Рисунок 1. Схемы проведения реакции гибридизации нуклеиновых кислот

В фильтрационном тесте образцы ДНК денатурируют и наносят на мембрану. Проводят инкубацию фиксированных образцов с ДНК-зондами, меченными радиоактивным изотопом P³². Промывают мембрану для удаления не связавшихся зондов. Положительные образцы выявляют путем авторадиографии. Возможно использование флюоресцентных ДНК зондов, в этом случае учет результатов реакции проводится в люминесцентном микроскопе. При гибридизации in situ манипуляции с ДНК проводят в интактных образцах ткани, фиксируемых на предметном стекле. После инкубации с ДНК-зондом на стекло наносят фотографическую эмульсию. В зонах радиоактивной эмиссии (т.е. там, где произошла гибридизация) на ней проявляются темные микроскопические гранулы.

Полимеразная цепная реакция (ПЦР)

ПЦР – исскуственный процесс многократного копирования (амплификации) специфической последовательности ДНК, осуществляемый in vitro.

Исходные компоненты ПЦР

Рисунок 2. Исходные компоненты ПЦР (схема)

ДНК-матрица - ДНК или ее часть, содержащая искомый специфический фрагмент.

Праймеры - синтетические олигонкулеотиды (последовательности из 20-35 нуклеотидов), комплементарные последовательностям ДНК на границах определяемого специфического фрагмента. Выбор специфического фрагмента и подбор праймеров играет важнейшую роль в специфичности проведения амплификации и определяет качество проводимого анализа.

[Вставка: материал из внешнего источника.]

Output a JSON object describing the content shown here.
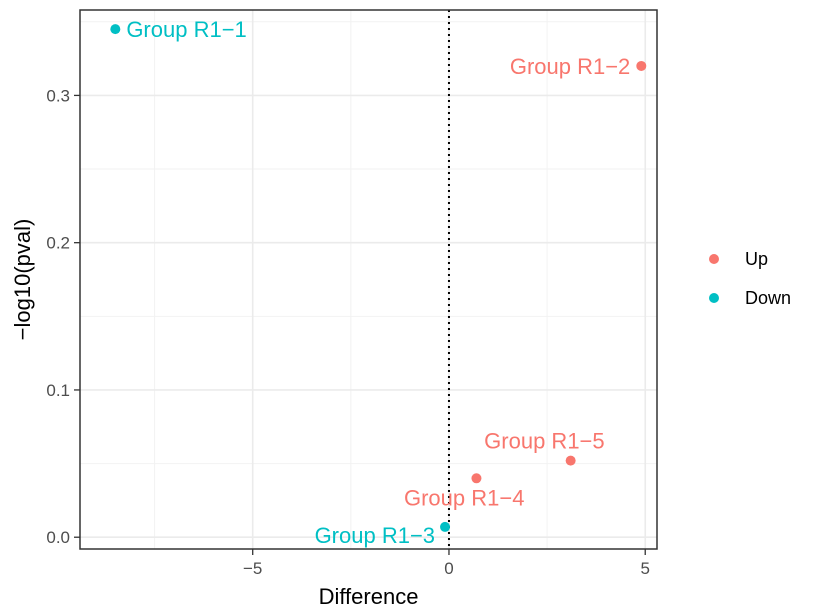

Смесь дезоксинуклеотидтрифосфатов (дНТФ) - смесь четырех видов нуклеотидов А, Г, Ц, Т, являющихся материалом для синтеза новых комплементарных цепей ДНК.

Фермент Taq-полимераза - термостабильная ДНК-полимераза, катализирующая удлинение цепей праймеров путем последовательного присоединения нуклеотидных оснований к растущей цепи синтезируемой ДНК.

Буферный раствор (реакционная среда, содержащая ионы Mg2+, необходимые для поддержания активности фермента).

Весь технологический процесс исследования с использованием полимеразной цепной реакции включает:

1) подготовку образца – выделение ДНК и ее очистка;

2)проведение самой полимеразной реакции, направленной на умножение (амплификацию) фрагментов ДНК возбудителя заболевания;

3) оценку результата.

Для проведения полимеразной реакции используется специальное устройство - термоциклер, позволяющее автоматически, по определенной программе изменять температурный режим реакционной смеси.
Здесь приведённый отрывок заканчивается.